« Vox populi, vox dei » : quo vadis Helvetia ?

L’approbation par le peuple et l’immense majorité des cantons suisses de l’initiative anti-minarets n’est pas seulement un affront pour les musulmans qui habitent notre pays : elle met la démocratie directe de notre pays face à ses contradictions.

L’art. 139 de la Constitution fédérale prévoit que les initiatives populaires qui sont contraires aux « règles impératives du droit international » doivent être invalidées par le Parlement.

Ces règles, telles qu’interprétées actuellement, sont :

– l’interdiction de la torture ;

– l’interdiction de la peine de mort ;

– l’interdiction de l’esclavage ;

– l’interdiction des génocides ;

– le principe de non-refoulement des réfugiés.

Ce n’est donc que si une initiative populaire viole l’une ou l’autre de ces règles dites du « jus cogens » qu’elle peut, en l’état actuel des choses, être invalidée. Tel n’a pas été le cas de l’initiative anti-minarets. Pourtant, l’écrasante majorité des experts juridiques s’accorde sur le fait que pour la première fois de l’Histoire, nous sommes en présence d’un conflit majeur entre le droit international et notre démocratie directe.

L’initiative anti-minarets, en tant qu’elle prescrit un traitement différent à une communauté religieuse clairement identifiable sans que cette différence de traitement ne repose sur un motif objectif et raisonnable, viole aussi bien la liberté religieuse que le principe d’interdiction des discriminations. Contrairement à ce qu’affirment les auteurs de l’initiative, et désormais certaines conseillères fédérales, la liberté religieuse ne se limite pas à la simple pratique d’une religion : elle comporte un noyau dur qui doit être protégé en tant que tel.

La liberté religieuse et l’interdiction des discriminations ne font certes pas partie du « jus cogens », mais elles sont consacrées par le Pacte international relatif aux droits civils et politiques et par la Convention européenne des droits de l’homme, qui ne sont en rien d’anodins accords internationaux à portée technique.

À l’occasion d’un recours dirigé contre un refus d’autoriser la construction d’un minaret, le Tribunal fédéral n’aura pas d’autre choix que de constater la violation de ces deux conventions internationales.

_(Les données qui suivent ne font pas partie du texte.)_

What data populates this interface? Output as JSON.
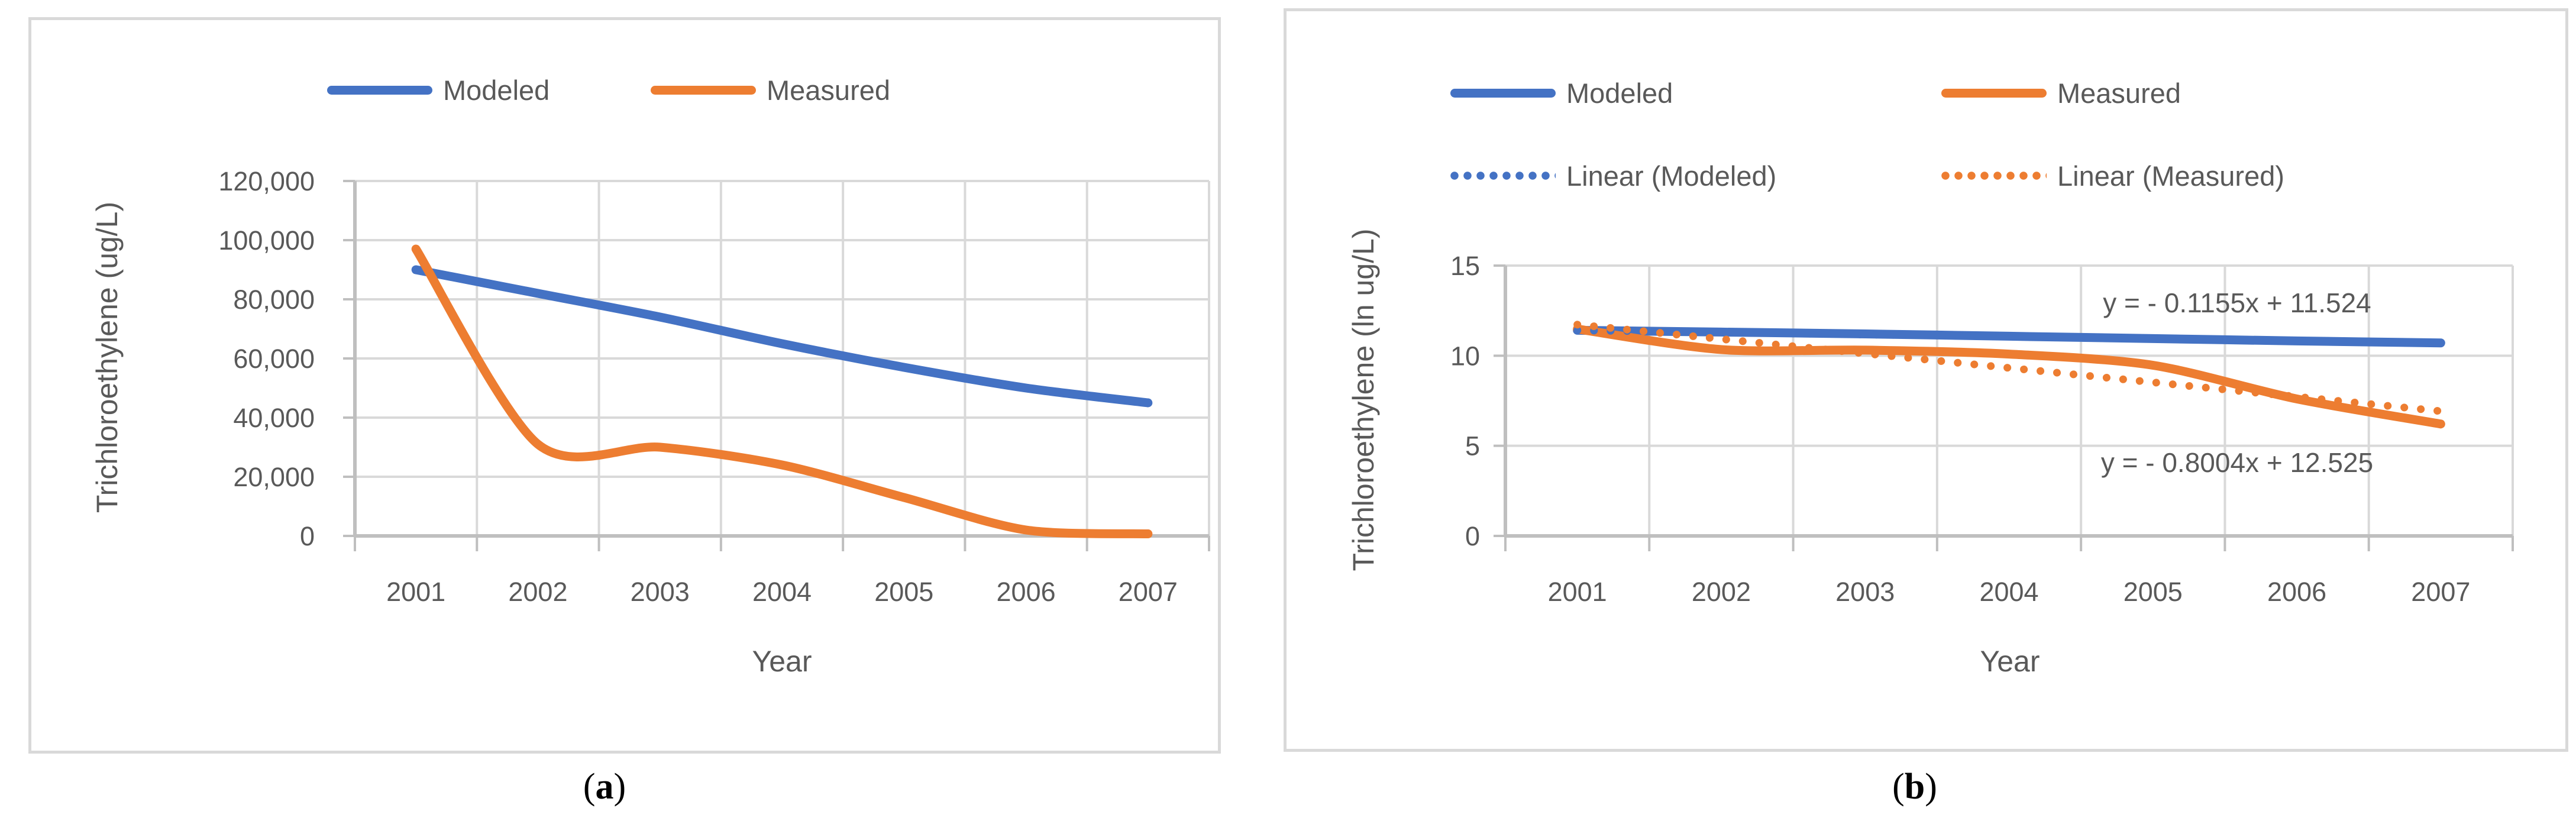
{
  "colors": {
    "modeled": "#4472C4",
    "measured": "#ED7D31",
    "axis_text": "#595959",
    "gridline": "#D9D9D9",
    "axis_line": "#BFBFBF",
    "panel_border": "#D9D9D9"
  },
  "chart_data": [
    {
      "id": "a",
      "type": "line",
      "caption": {
        "open": "(",
        "letter": "a",
        "close": ")"
      },
      "xlabel": "Year",
      "ylabel": "Trichloroethylene (ug/L)",
      "categories": [
        "2001",
        "2002",
        "2003",
        "2004",
        "2005",
        "2006",
        "2007"
      ],
      "ylim": [
        0,
        120000
      ],
      "ytick_step": 20000,
      "ytick_labels": [
        "0",
        "20,000",
        "40,000",
        "60,000",
        "80,000",
        "100,000",
        "120,000"
      ],
      "grid": true,
      "legend_position": "top",
      "series": [
        {
          "name": "Modeled",
          "color": "#4472C4",
          "style": "solid",
          "smooth": true,
          "values": [
            90000,
            82000,
            74000,
            65000,
            57000,
            50000,
            45000
          ]
        },
        {
          "name": "Measured",
          "color": "#ED7D31",
          "style": "solid",
          "smooth": true,
          "values": [
            97000,
            31000,
            30000,
            24000,
            13000,
            2000,
            700
          ]
        }
      ]
    },
    {
      "id": "b",
      "type": "line",
      "caption": {
        "open": "(",
        "letter": "b",
        "close": ")"
      },
      "xlabel": "Year",
      "ylabel": "Trichloroethylene (ln ug/L)",
      "categories": [
        "2001",
        "2002",
        "2003",
        "2004",
        "2005",
        "2006",
        "2007"
      ],
      "ylim": [
        0,
        15
      ],
      "ytick_step": 5,
      "ytick_labels": [
        "0",
        "5",
        "10",
        "15"
      ],
      "grid": true,
      "legend_position": "top",
      "series": [
        {
          "name": "Modeled",
          "color": "#4472C4",
          "style": "solid",
          "smooth": true,
          "values": [
            11.41,
            11.31,
            11.21,
            11.08,
            10.95,
            10.82,
            10.71
          ]
        },
        {
          "name": "Measured",
          "color": "#ED7D31",
          "style": "solid",
          "smooth": true,
          "values": [
            11.48,
            10.34,
            10.31,
            10.09,
            9.47,
            7.6,
            6.21
          ]
        }
      ],
      "trendlines": [
        {
          "name": "Linear (Modeled)",
          "color": "#4472C4",
          "style": "dotted",
          "slope": -0.1155,
          "intercept": 11.524,
          "equation": "y = - 0.1155x + 11.524"
        },
        {
          "name": "Linear (Measured)",
          "color": "#ED7D31",
          "style": "dotted",
          "slope": -0.8004,
          "intercept": 12.525,
          "equation": "y = - 0.8004x + 12.525"
        }
      ],
      "annotations": [
        {
          "text": "y = - 0.1155x + 11.524"
        },
        {
          "text": "y = - 0.8004x + 12.525"
        }
      ]
    }
  ]
}
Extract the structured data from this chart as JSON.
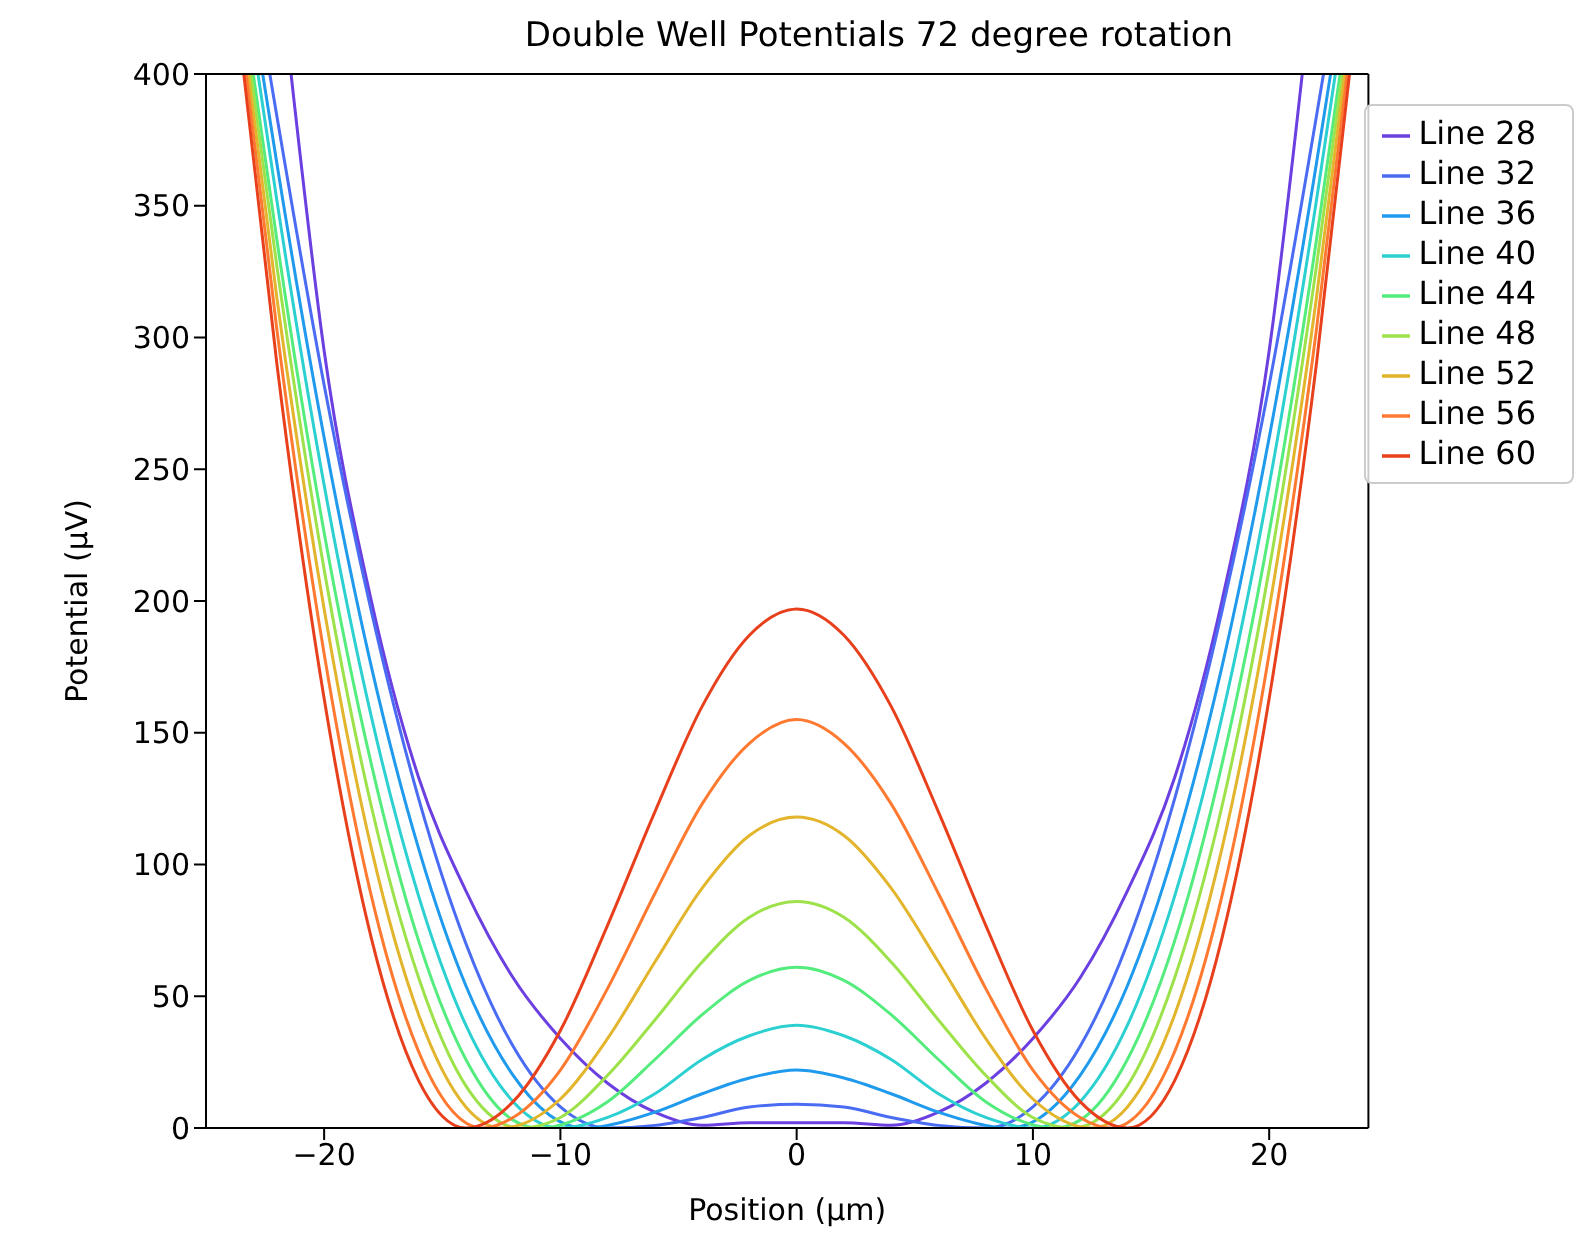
{
  "chart_data": {
    "type": "line",
    "title": "Double Well Potentials 72 degree rotation",
    "xlabel": "Position (μm)",
    "ylabel": "Potential (μV)",
    "xlim": [
      -25,
      24.2
    ],
    "xticks": [
      -20,
      -10,
      0,
      10,
      20
    ],
    "ylim": [
      0,
      400
    ],
    "yticks": [
      0,
      50,
      100,
      150,
      200,
      250,
      300,
      350,
      400
    ],
    "grid": false,
    "legend": "top right",
    "marker": "none",
    "line_style": "solid",
    "series": [
      {
        "name": "Line 28",
        "color": "#6b3fe0",
        "x": [
          -21.4,
          -20,
          -18,
          -16,
          -14,
          -12,
          -10,
          -8,
          -6,
          -4,
          -2,
          0,
          2,
          4,
          6,
          8,
          10,
          12,
          14,
          16,
          18,
          20,
          21.4
        ],
        "values": [
          400,
          295,
          200,
          133,
          90,
          57,
          34,
          17,
          6,
          1,
          2,
          2,
          2,
          1,
          6,
          17,
          34,
          57,
          90,
          133,
          200,
          295,
          400
        ]
      },
      {
        "name": "Line 32",
        "color": "#4a6cf3",
        "x": [
          -22.3,
          -22,
          -20,
          -18,
          -16,
          -14,
          -12,
          -10,
          -8,
          -6,
          -4,
          -2,
          0,
          2,
          4,
          6,
          8,
          10,
          12,
          14,
          16,
          18,
          20,
          22,
          22.3
        ],
        "values": [
          400,
          384,
          282,
          196,
          125,
          70,
          31,
          8,
          0,
          1,
          4,
          8,
          9,
          8,
          4,
          1,
          0,
          8,
          31,
          70,
          125,
          196,
          282,
          384,
          400
        ]
      },
      {
        "name": "Line 36",
        "color": "#1f9aed",
        "x": [
          -22.6,
          -22,
          -20,
          -18,
          -16,
          -14,
          -12,
          -9,
          -8,
          -6,
          -4,
          -2,
          0,
          2,
          4,
          6,
          8,
          9,
          12,
          14,
          16,
          18,
          20,
          22,
          22.6
        ],
        "values": [
          400,
          366,
          262,
          175,
          106,
          54,
          20,
          0,
          1,
          6,
          13,
          19,
          22,
          19,
          13,
          6,
          1,
          0,
          20,
          54,
          106,
          175,
          262,
          366,
          400
        ]
      },
      {
        "name": "Line 40",
        "color": "#2cd0d0",
        "x": [
          -22.8,
          -22,
          -20,
          -18,
          -16,
          -14,
          -12,
          -10,
          -8,
          -6,
          -4,
          -2,
          0,
          2,
          4,
          6,
          8,
          10,
          12,
          14,
          16,
          18,
          20,
          22,
          22.8
        ],
        "values": [
          400,
          352,
          244,
          156,
          88,
          39,
          10,
          0,
          4,
          13,
          26,
          35,
          39,
          35,
          26,
          13,
          4,
          0,
          10,
          39,
          88,
          156,
          244,
          352,
          400
        ]
      },
      {
        "name": "Line 44",
        "color": "#55ec7e",
        "x": [
          -23,
          -22,
          -20,
          -18,
          -16,
          -14,
          -12,
          -10.9,
          -8,
          -6,
          -4,
          -2,
          0,
          2,
          4,
          6,
          8,
          10.9,
          12,
          14,
          16,
          18,
          20,
          22,
          23
        ],
        "values": [
          400,
          337,
          226,
          138,
          71,
          26,
          3,
          0,
          10,
          26,
          43,
          56,
          61,
          56,
          43,
          26,
          10,
          0,
          3,
          26,
          71,
          138,
          226,
          337,
          400
        ]
      },
      {
        "name": "Line 48",
        "color": "#9de24a",
        "x": [
          -23.1,
          -22,
          -20,
          -18,
          -16,
          -14,
          -11.7,
          -10,
          -8,
          -6,
          -4,
          -2,
          0,
          2,
          4,
          6,
          8,
          10,
          11.7,
          14,
          16,
          18,
          20,
          22,
          23.1
        ],
        "values": [
          400,
          327,
          212,
          122,
          57,
          16,
          0,
          4,
          20,
          41,
          63,
          80,
          86,
          80,
          63,
          41,
          20,
          4,
          0,
          16,
          57,
          122,
          212,
          327,
          400
        ]
      },
      {
        "name": "Line 52",
        "color": "#e2b52c",
        "x": [
          -23.2,
          -22,
          -20,
          -18,
          -16,
          -14,
          -12.5,
          -10,
          -8,
          -6,
          -4,
          -2,
          0,
          2,
          4,
          6,
          8,
          10,
          12.5,
          14,
          16,
          18,
          20,
          22,
          23.2
        ],
        "values": [
          400,
          315,
          197,
          106,
          43,
          8,
          0,
          11,
          34,
          63,
          91,
          111,
          118,
          111,
          91,
          63,
          34,
          11,
          0,
          8,
          43,
          106,
          197,
          315,
          400
        ]
      },
      {
        "name": "Line 56",
        "color": "#ff7a30",
        "x": [
          -23.3,
          -22,
          -20,
          -18,
          -16,
          -13.3,
          -12,
          -10,
          -8,
          -6,
          -4,
          -2,
          0,
          2,
          4,
          6,
          8,
          10,
          12,
          13.3,
          16,
          18,
          20,
          22,
          23.3
        ],
        "values": [
          400,
          303,
          180,
          88,
          29,
          0,
          4,
          22,
          53,
          89,
          123,
          146,
          155,
          146,
          123,
          89,
          53,
          22,
          4,
          0,
          29,
          88,
          180,
          303,
          400
        ]
      },
      {
        "name": "Line 60",
        "color": "#e8401c",
        "x": [
          -23.4,
          -22,
          -20,
          -18,
          -16,
          -14,
          -12,
          -10,
          -8,
          -6,
          -4,
          -2,
          0,
          2,
          4,
          6,
          8,
          10,
          12,
          14,
          16,
          18,
          20,
          22,
          23.4
        ],
        "values": [
          400,
          290,
          163,
          72,
          18,
          0,
          10,
          37,
          77,
          120,
          160,
          187,
          197,
          187,
          160,
          120,
          77,
          37,
          10,
          0,
          18,
          72,
          163,
          290,
          400
        ]
      }
    ]
  }
}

Il refusera par conséquent d’appliquer le nouvel art. 72 al. 3 Cst. féd. Dans l’hypothèse inverse, où le Tribunal fédéral en jugeait autrement, c’est la Cour européenne des droits de l’homme qui constaterait une violation de la Convention et condamnerait la Suisse après coup.

Dès lors, on peut se poser la question s’il vaut la peine de soumettre au vote du peuple et des cantons des textes juridiquement inapplicables. Contrairement à ce que d’aucuns pourraient suggérer, il n’est juridiquement et politiquement pas possible de dénoncer une convention internationale en matière de droits de l’homme pour la ratifier à nouveau en émettant des réserves sur les points en contradiction avec une décision populaire.

Une solution des plus simples serait que le Parlement réinterprète la notion de « règles impératives du droit international » de l’art. 139 Cst. féd. comme comprenant l’ensemble des engagements internationaux pris par la Suisse en matière de droits de l’homme. Une option plus ambitieuse serait de créer une commission d’experts, voire une Cour constitutionnelle, qui serait chargée d’opérer ce contrôle, et de rendre un rapport consultatif : de cette manière, le peuple voterait en pleine connaissance de cause, et assumerait le risque qu’un texte contraire aux droits de l’homme serait inappliqué.

Certains croient encore dans le vieil adage « vox populi, vox dei », et continueront de lancer des initiatives populaires contraires aux libertés pour lesquelles tant de nos ancêtres ont donné leur vie. En lançant de telles initiatives, leurs auteurs ne font en réalité rien d’autre que de mentir au peuple en lui donnant de faux espoirs.